L-60987, 31 August 1982 FACTS PLDT filed an application on March 22, 1982 with the NTC to increase the amount they charge customers/clients under the Subscriber Investment Plan. Petitioner Bautista, an applicant under the PLDT business telephone plan, opposed this application of PLDT as granting it would adversely affect him and other PLDT subscribers. Bautista also averred that there is no necessity for the increase as PLDT is financially sound, had an operating income of more than P500 million, and received an investment from Development Bank of the Philippines of P400 million. NTC Commissioner Ceferino Carreon on April 14, 1982 provisionally approved PLDTs application [Subscriber Self-Financing or Subscriber Investment Plan], finding that the proposed plan was just and reasonable and within the limit set by P.D. 217 and public policy. Bautista filed this petition for certiorari with the Supreme Court to set aside the NTC Order of April 14, 1982 provisionally approving the revised subscriber investment plan. Bautista alleged that although the NTC has authority and jurisdiction to hear PLDTs application, he alleges that: (a) (b) (c) (d) PD 217 DID NOT authorize the NTC to grant provisional approval of the plan; PD prohibits telephone companies from charging more that 50 % of the cost of the installed telephone line; Sec. 16(c) of the Public Service Act the NTC can only provisionally approve the rates proposed by public services; Neither the Public Service Law nor PD 217 authorized the NTC to grant provisional approval of applications to increase the amount of subscriber investment plan.

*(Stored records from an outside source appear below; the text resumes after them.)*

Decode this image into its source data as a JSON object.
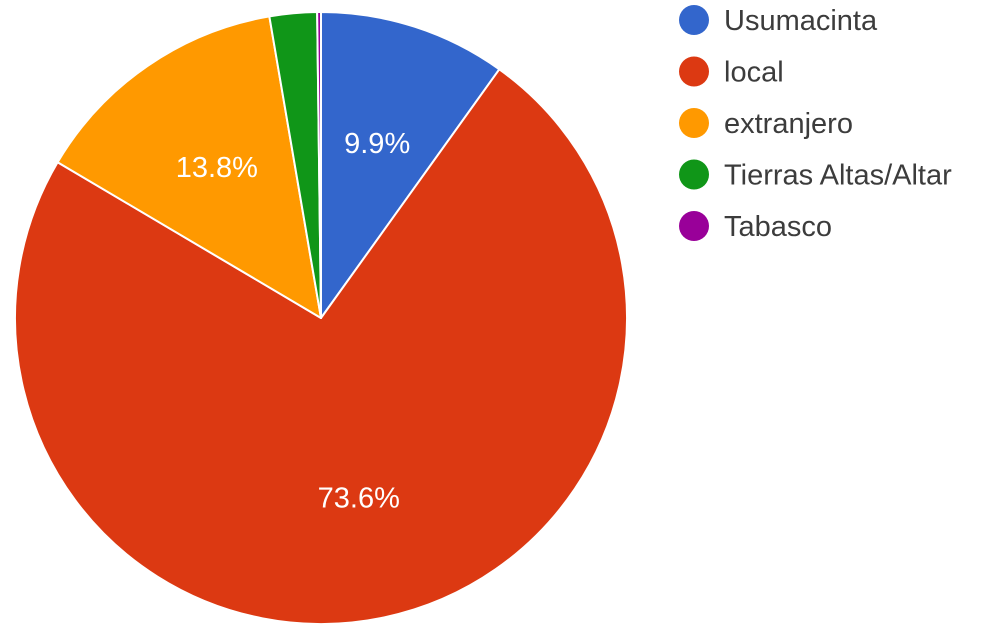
{
  "chart_data": {
    "type": "pie",
    "start_angle_deg": 0,
    "direction": "clockwise",
    "series": [
      {
        "name": "Usumacinta",
        "value": 9.9,
        "label": "9.9%",
        "color": "#3366cc"
      },
      {
        "name": "local",
        "value": 73.6,
        "label": "73.6%",
        "color": "#dc3912"
      },
      {
        "name": "extranjero",
        "value": 13.8,
        "label": "13.8%",
        "color": "#ff9900"
      },
      {
        "name": "Tierras Altas/Altar",
        "value": 2.5,
        "label": "",
        "color": "#109618"
      },
      {
        "name": "Tabasco",
        "value": 0.2,
        "label": "",
        "color": "#990099"
      }
    ],
    "legend_position": "right"
  }
}
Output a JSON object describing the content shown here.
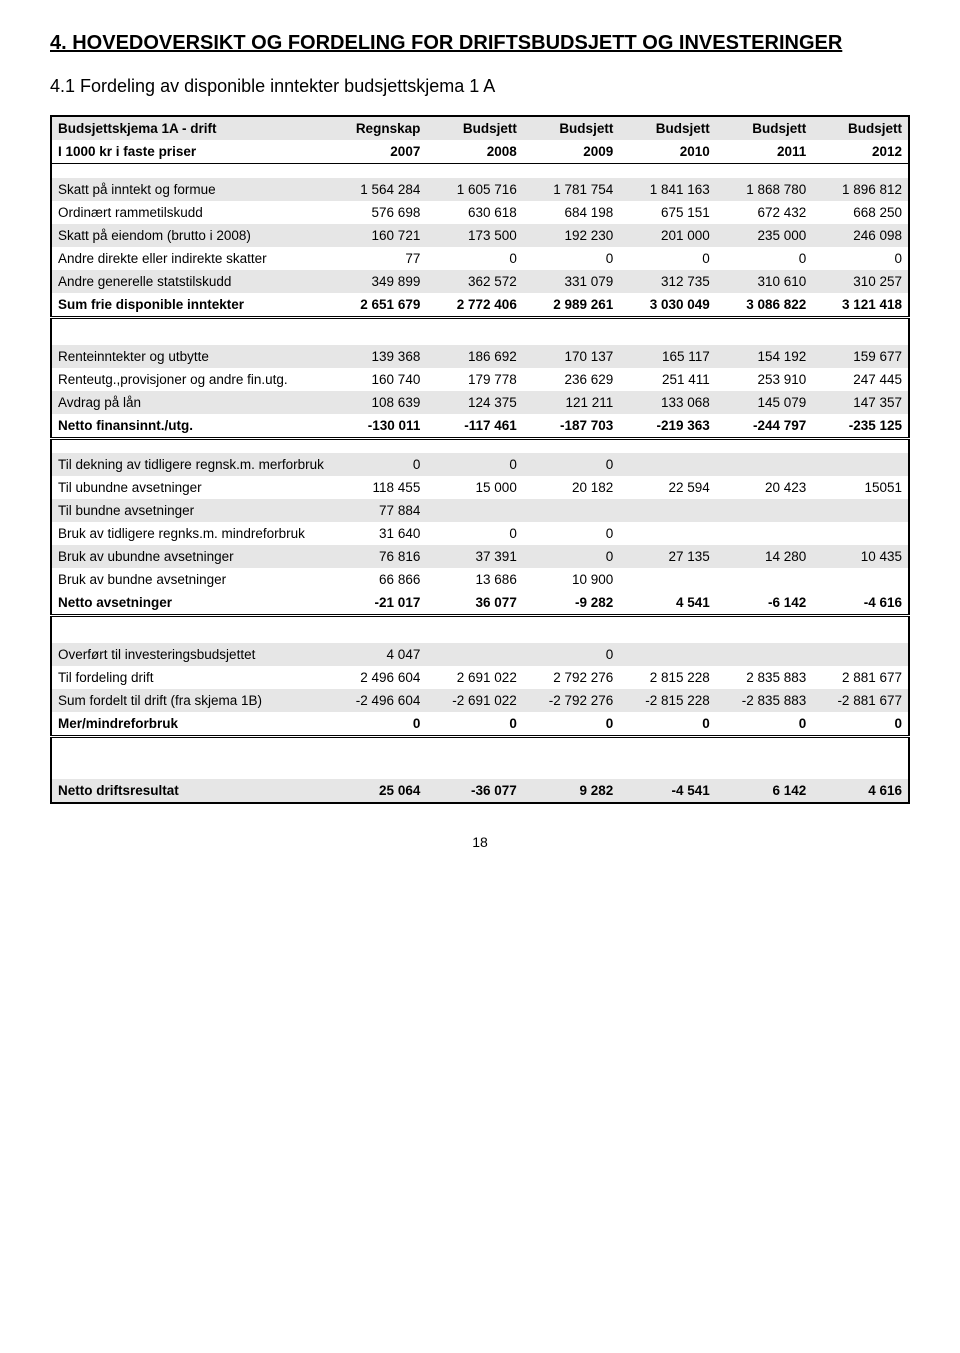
{
  "headings": {
    "main": "4. HOVEDOVERSIKT OG FORDELING FOR DRIFTSBUDSJETT OG INVESTERINGER",
    "sub": "4.1 Fordeling av disponible inntekter budsjettskjema 1 A"
  },
  "pagenum": "18",
  "table": {
    "header1": [
      "Budsjettskjema 1A - drift",
      "Regnskap",
      "Budsjett",
      "Budsjett",
      "Budsjett",
      "Budsjett",
      "Budsjett"
    ],
    "header2": [
      "I 1000 kr i faste priser",
      "2007",
      "2008",
      "2009",
      "2010",
      "2011",
      "2012"
    ],
    "rows_block1": [
      {
        "label": "Skatt på inntekt og formue",
        "vals": [
          "1 564 284",
          "1 605 716",
          "1 781 754",
          "1 841 163",
          "1 868 780",
          "1 896 812"
        ],
        "shaded": true
      },
      {
        "label": "Ordinært rammetilskudd",
        "vals": [
          "576 698",
          "630 618",
          "684 198",
          "675 151",
          "672 432",
          "668 250"
        ],
        "shaded": false
      },
      {
        "label": "Skatt på eiendom (brutto i 2008)",
        "vals": [
          "160 721",
          "173 500",
          "192 230",
          "201 000",
          "235 000",
          "246 098"
        ],
        "shaded": true
      },
      {
        "label": "Andre direkte eller indirekte skatter",
        "vals": [
          "77",
          "0",
          "0",
          "0",
          "0",
          "0"
        ],
        "shaded": false
      },
      {
        "label": "Andre generelle statstilskudd",
        "vals": [
          "349 899",
          "362 572",
          "331 079",
          "312 735",
          "310 610",
          "310 257"
        ],
        "shaded": true
      }
    ],
    "sum1": {
      "label": "Sum frie disponible inntekter",
      "vals": [
        "2 651 679",
        "2 772 406",
        "2 989 261",
        "3 030 049",
        "3 086 822",
        "3 121 418"
      ]
    },
    "rows_block2": [
      {
        "label": "Renteinntekter og utbytte",
        "vals": [
          "139 368",
          "186 692",
          "170 137",
          "165 117",
          "154 192",
          "159 677"
        ],
        "shaded": true
      },
      {
        "label": "Renteutg.,provisjoner og andre fin.utg.",
        "vals": [
          "160 740",
          "179 778",
          "236 629",
          "251 411",
          "253 910",
          "247 445"
        ],
        "shaded": false
      },
      {
        "label": "Avdrag på lån",
        "vals": [
          "108 639",
          "124 375",
          "121 211",
          "133 068",
          "145 079",
          "147 357"
        ],
        "shaded": true
      }
    ],
    "sum2": {
      "label": "Netto finansinnt./utg.",
      "vals": [
        "-130 011",
        "-117 461",
        "-187 703",
        "-219 363",
        "-244 797",
        "-235 125"
      ]
    },
    "rows_block3": [
      {
        "label": "Til dekning av tidligere regnsk.m. merforbruk",
        "vals": [
          "0",
          "0",
          "0",
          "",
          "",
          ""
        ],
        "shaded": true
      },
      {
        "label": "Til ubundne avsetninger",
        "vals": [
          "118 455",
          "15 000",
          "20 182",
          "22 594",
          "20 423",
          "15051"
        ],
        "shaded": false
      },
      {
        "label": "Til bundne avsetninger",
        "vals": [
          "77 884",
          "",
          "",
          "",
          "",
          ""
        ],
        "shaded": true
      },
      {
        "label": "Bruk av tidligere regnks.m. mindreforbruk",
        "vals": [
          "31 640",
          "0",
          "0",
          "",
          "",
          ""
        ],
        "shaded": false
      },
      {
        "label": "Bruk av ubundne avsetninger",
        "vals": [
          "76 816",
          "37 391",
          "0",
          "27 135",
          "14 280",
          "10 435"
        ],
        "shaded": true
      },
      {
        "label": "Bruk av bundne avsetninger",
        "vals": [
          "66 866",
          "13 686",
          "10 900",
          "",
          "",
          ""
        ],
        "shaded": false
      }
    ],
    "sum3": {
      "label": "Netto avsetninger",
      "vals": [
        "-21 017",
        "36 077",
        "-9 282",
        "4 541",
        "-6 142",
        "-4 616"
      ]
    },
    "rows_block4": [
      {
        "label": "Overført til investeringsbudsjettet",
        "vals": [
          "4 047",
          "",
          "0",
          "",
          "",
          ""
        ],
        "shaded": true
      },
      {
        "label": "Til fordeling drift",
        "vals": [
          "2 496 604",
          "2 691 022",
          "2 792 276",
          "2 815 228",
          "2 835 883",
          "2 881 677"
        ],
        "shaded": false
      },
      {
        "label": "Sum fordelt til drift (fra skjema 1B)",
        "vals": [
          "-2 496 604",
          "-2 691 022",
          "-2 792 276",
          "-2 815 228",
          "-2 835 883",
          "-2 881 677"
        ],
        "shaded": true
      }
    ],
    "sum4": {
      "label": "Mer/mindreforbruk",
      "vals": [
        "0",
        "0",
        "0",
        "0",
        "0",
        "0"
      ]
    },
    "sum5": {
      "label": "Netto driftsresultat",
      "vals": [
        "25 064",
        "-36 077",
        "9 282",
        "-4 541",
        "6 142",
        "4 616"
      ]
    }
  }
}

Therefore the alleged NTC order is null and void. The OSG also opposed the application ad the rates are excessive and unreasonable and persons from the low income and middle class will not be able to afford them. ISSUE Whether the NTC erred in approving PLDTs application. HELD YES. The PLDT application did not seek to fix or determine rates, but a proposed revised subscriber investment plan. The NTC should have conducted a hearing before approving the application. The NTCs provisional order is set aside. RATIO: The application filed by the PLDT with the National Telecommunications Commission, under Case No. 82-27, is not a fixing and/or determining of rate which the commission may have approved provisionally and without the necessity of any hearing. It is a request for the approval of its proposed revised subscriber investment plan.

In Presidential Decree No. 217, promulgated on June 16, 1973, the State adopted the basic policies of the telephone industry which, among others, are: (1) the attainment of efficient telephone service for as wide an area as possible as the lowest reasonable cost to the subscriber; (2) the capital requirements of telephone utilities obtained from ownership funds shall be raised from a broad base of investors, involving as large a number of individual investors as may be possible; and (3) in any subscriber self-financing plan, the amount of subscriber self-financing will, in no case, exceed fifty per centum (50%) of the cost of the installed telephone line, as may be determined from time to time by the regulatory bodies of the state. Thus, the Commission should have conducted a hearing, requiring the OSG to comment, before it acted on the application of the PLDT so that the public could air its opposition.@lF The OSG and petitioner should be given the opportunity to substantiate their objection that the rates under the subscriber investment plan are excessive and unreasonable and, as a consequence, the low income and middle class group cannot afford to have telephone connections; and, that there is no need to increase the rate because the applicant is financially sound.